Paper 239: Image features for illuminant estimation and correction
Many computer vision applications for both still images and videos can make use of Illuminant estimation and correction algorithms as a pre-processing step to make sure that the recorded color of the objects in the scene does not change under different illumination conditions. It can be shown that illuminant estimation is an ill-posed problem, its solution lacks therefore of uniqueness and stability. To cope with this problem, common solutions usually exploit some heuristic assumptions about the statistical properties of the expected illuminants and/or of the reflectance of the objects in the scene. In this keynote I briefly review state-of-the-art methods and illustrate promising researches aimed to improve single and multiple illuminants estimation by using features automatically extracted from the image.
Paper 240: Domain Adaptation for Visual Applications
Machine learning applications rely in general on a large amount of hand labelled examples. However labelling is expensive and time consuming due to the significant amount of human efforts involved. Domain adaptation addresses the problem of leveraging labelled data in one or more related domains, often referred as source domains, when learning a classifier for unseen data in a target domain. Adaptation across domains is a challenging task for many real applications including NLP tasks, spam filtering, speech recognition and various visual applications. In this talk after a brief overview of different types of domain adaptation methods, I will focus mainly on a several visual scenarios and give a more detailed view of a few recent methods.

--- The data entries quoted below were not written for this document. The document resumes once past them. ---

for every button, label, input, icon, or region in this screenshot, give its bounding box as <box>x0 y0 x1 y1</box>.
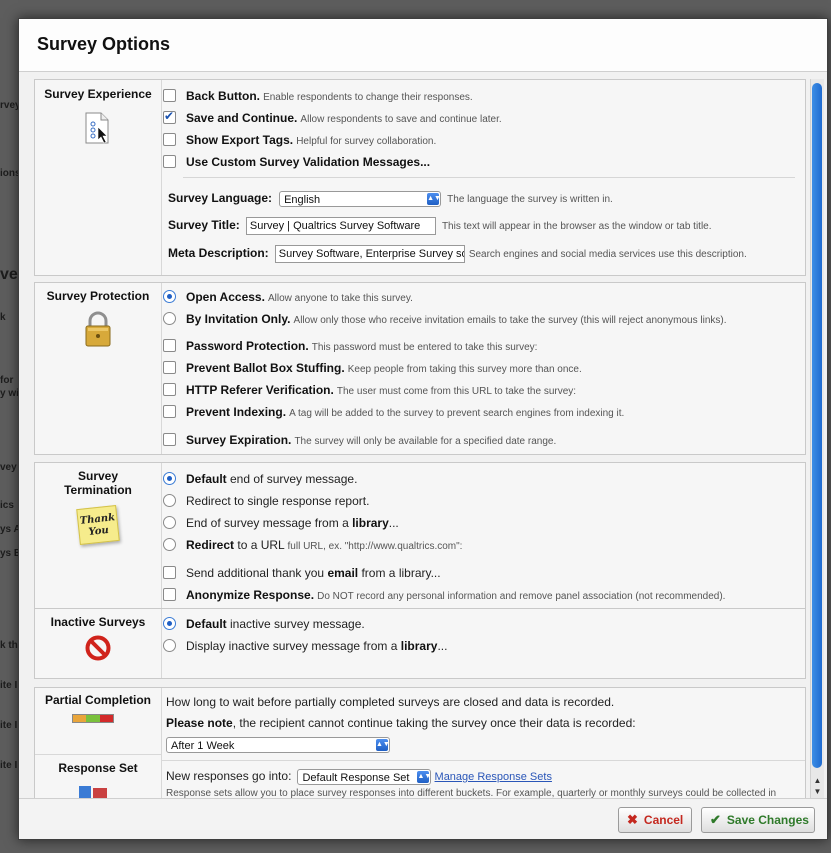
redirect-report-radio[interactable] <box>163 494 176 507</box>
meta-description-input[interactable]: Survey Software, Enterprise Survey softw <box>274 245 465 264</box>
scrollbar-thumb[interactable] <box>812 83 822 768</box>
ballot-box-stuffing-checkbox[interactable] <box>163 361 176 374</box>
default-inactive-radio[interactable] <box>163 617 176 630</box>
response-set-select[interactable]: Default Response Set ▲▼ <box>297 769 432 786</box>
survey-options-dialog: Survey Options Survey Experience Back Bu… <box>18 18 828 840</box>
no-entry-icon <box>85 635 111 661</box>
open-access-option[interactable]: Open Access. Allow anyone to take this s… <box>163 289 413 305</box>
cancel-x-icon: ✖ <box>627 812 638 827</box>
checkmark-icon: ✔ <box>710 812 721 827</box>
section-survey-experience: Survey Experience Back Button. Enable re… <box>34 79 806 276</box>
password-protection-option[interactable]: Password Protection. This password must … <box>163 338 537 354</box>
section-title: Partial Completion <box>44 693 151 707</box>
redirect-url-radio[interactable] <box>163 538 176 551</box>
padlock-icon <box>85 311 111 347</box>
progress-bar-icon <box>72 714 114 723</box>
invitation-only-radio[interactable] <box>163 312 176 325</box>
survey-title-row: Survey Title: Survey | Qualtrics Survey … <box>168 217 712 236</box>
inactive-library-option[interactable]: Display inactive survey message from a l… <box>163 638 447 654</box>
response-set-row: New responses go into: Default Response … <box>166 769 552 786</box>
thank-you-note-icon: Thank You <box>76 505 120 545</box>
select-arrow-icon: ▲▼ <box>427 193 441 206</box>
section-survey-protection: Survey Protection Open Access. Allow any… <box>34 282 806 455</box>
prevent-indexing-option[interactable]: Prevent Indexing. A tag will be added to… <box>163 404 624 420</box>
default-inactive-option[interactable]: Default inactive survey message. <box>163 616 365 632</box>
anonymize-response-checkbox[interactable] <box>163 588 176 601</box>
end-message-library-option[interactable]: End of survey message from a library... <box>163 515 399 531</box>
redirect-url-option[interactable]: Redirect to a URL full URL, ex. "http://… <box>163 537 462 553</box>
survey-expiration-checkbox[interactable] <box>163 433 176 446</box>
http-referer-checkbox[interactable] <box>163 383 176 396</box>
partial-completion-select[interactable]: After 1 Week ▲▼ <box>166 737 390 754</box>
select-arrow-icon: ▲▼ <box>417 771 431 784</box>
survey-language-select[interactable]: English ▲▼ <box>279 191 442 208</box>
select-arrow-icon: ▲▼ <box>376 739 390 752</box>
thank-you-email-option[interactable]: Send additional thank you email from a l… <box>163 565 441 581</box>
default-end-message-option[interactable]: Default end of survey message. <box>163 471 357 487</box>
custom-validation-checkbox[interactable] <box>163 155 176 168</box>
end-message-library-radio[interactable] <box>163 516 176 529</box>
password-protection-checkbox[interactable] <box>163 339 176 352</box>
option-custom-validation[interactable]: Use Custom Survey Validation Messages... <box>163 154 430 170</box>
invitation-only-option[interactable]: By Invitation Only. Allow only those who… <box>163 311 727 327</box>
inactive-library-radio[interactable] <box>163 639 176 652</box>
section-title: Response Set <box>35 754 161 775</box>
http-referer-option[interactable]: HTTP Referer Verification. The user must… <box>163 382 576 398</box>
thank-you-email-checkbox[interactable] <box>163 566 176 579</box>
show-export-tags-checkbox[interactable] <box>163 133 176 146</box>
survey-title-input[interactable]: Survey | Qualtrics Survey Software <box>245 217 436 236</box>
default-end-message-radio[interactable] <box>163 472 176 485</box>
survey-document-icon <box>85 112 109 144</box>
open-access-radio[interactable] <box>163 290 176 303</box>
ballot-box-stuffing-option[interactable]: Prevent Ballot Box Stuffing. Keep people… <box>163 360 582 376</box>
section-title: Survey Termination <box>64 469 132 497</box>
save-and-continue-checkbox[interactable] <box>163 108 176 124</box>
option-show-export-tags[interactable]: Show Export Tags. Helpful for survey col… <box>163 132 436 148</box>
anonymize-response-option[interactable]: Anonymize Response. Do NOT record any pe… <box>163 587 725 603</box>
survey-language-row: Survey Language: English ▲▼ The language … <box>168 191 613 208</box>
scroll-down-arrow-icon[interactable]: ▼ <box>812 787 823 797</box>
vertical-scrollbar[interactable]: ▲ ▼ <box>810 79 824 799</box>
section-inactive-surveys: Inactive Surveys Default inactive survey… <box>34 608 806 679</box>
divider <box>183 177 795 178</box>
dialog-title: Survey Options <box>37 34 171 54</box>
option-back-button[interactable]: Back Button. Enable respondents to chang… <box>163 88 473 104</box>
manage-response-sets-link[interactable]: Manage Response Sets <box>435 771 552 783</box>
section-title: Survey Protection <box>46 289 150 303</box>
back-button-checkbox[interactable] <box>163 89 176 102</box>
scroll-up-arrow-icon[interactable]: ▲ <box>812 776 823 786</box>
meta-description-row: Meta Description: Survey Software, Enter… <box>168 245 747 264</box>
prevent-indexing-checkbox[interactable] <box>163 405 176 418</box>
cancel-button[interactable]: ✖ Cancel <box>618 807 692 833</box>
dialog-footer: ✖ Cancel ✔ Save Changes <box>19 798 827 839</box>
section-partial-completion: Partial Completion Response Set How long… <box>34 687 806 799</box>
section-title: Survey Experience <box>44 87 152 101</box>
option-save-and-continue[interactable]: Save and Continue. Allow respondents to … <box>163 108 502 126</box>
response-set-icon <box>79 786 107 799</box>
dialog-header: Survey Options <box>19 19 827 72</box>
redirect-report-option[interactable]: Redirect to single response report. <box>163 493 369 509</box>
section-title: Inactive Surveys <box>50 615 146 629</box>
save-changes-button[interactable]: ✔ Save Changes <box>701 807 815 833</box>
section-survey-termination: Survey Termination Thank You Default end o… <box>34 462 806 610</box>
dialog-content: Survey Experience Back Button. Enable re… <box>34 79 806 799</box>
survey-expiration-option[interactable]: Survey Expiration. The survey will only … <box>163 432 556 448</box>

Paper 241: The ICAF Project : Image CApture of the Future
One of the primary objectives of the ICAF project was to achieve major advancements in image capture technology and systems to further increase automation in high-added-value production processes, state-of-the-art security systems as well as the traffic and automotive domains. Moreover, it has provided enhancements to quality of life by offering creative industries higher resolution image capture technologies and Video over Internet Protocol. ICAF has provided faster and more sensitive image sensors to allow the next generation of equipment to achieve higher accuracies and speeds. Next, ICAF has also delivered the integrated circuits for the next generation of the CoaXPress interface standard. Because machine vision applications increasingly make use of 3D, research has been made on image sensor and processing architectures for applications such as automated optical inspection in electronics manufacturing. Within ICAF, we have also performed research on 3D algorithms for entertainment and media production. The broadcast market has moved from standard definition television to 1080 line interlaced high definition television with a picture. The project has developed and demonstrated technology that achieves three times the frame rates of today, with the same picture quality per frame, by using innovative noise reduction algorithms. Another important result in this respect is single lens 3D image capture at HD resolution and the algorithms for stereo view interpolation and depth map generation. Increased data rates require adequate data compression algorithms. In ICAF, the research has been conducted on mapping new compression codecs like MVC on FPGA, for real-time operation in 3D broadcast environment.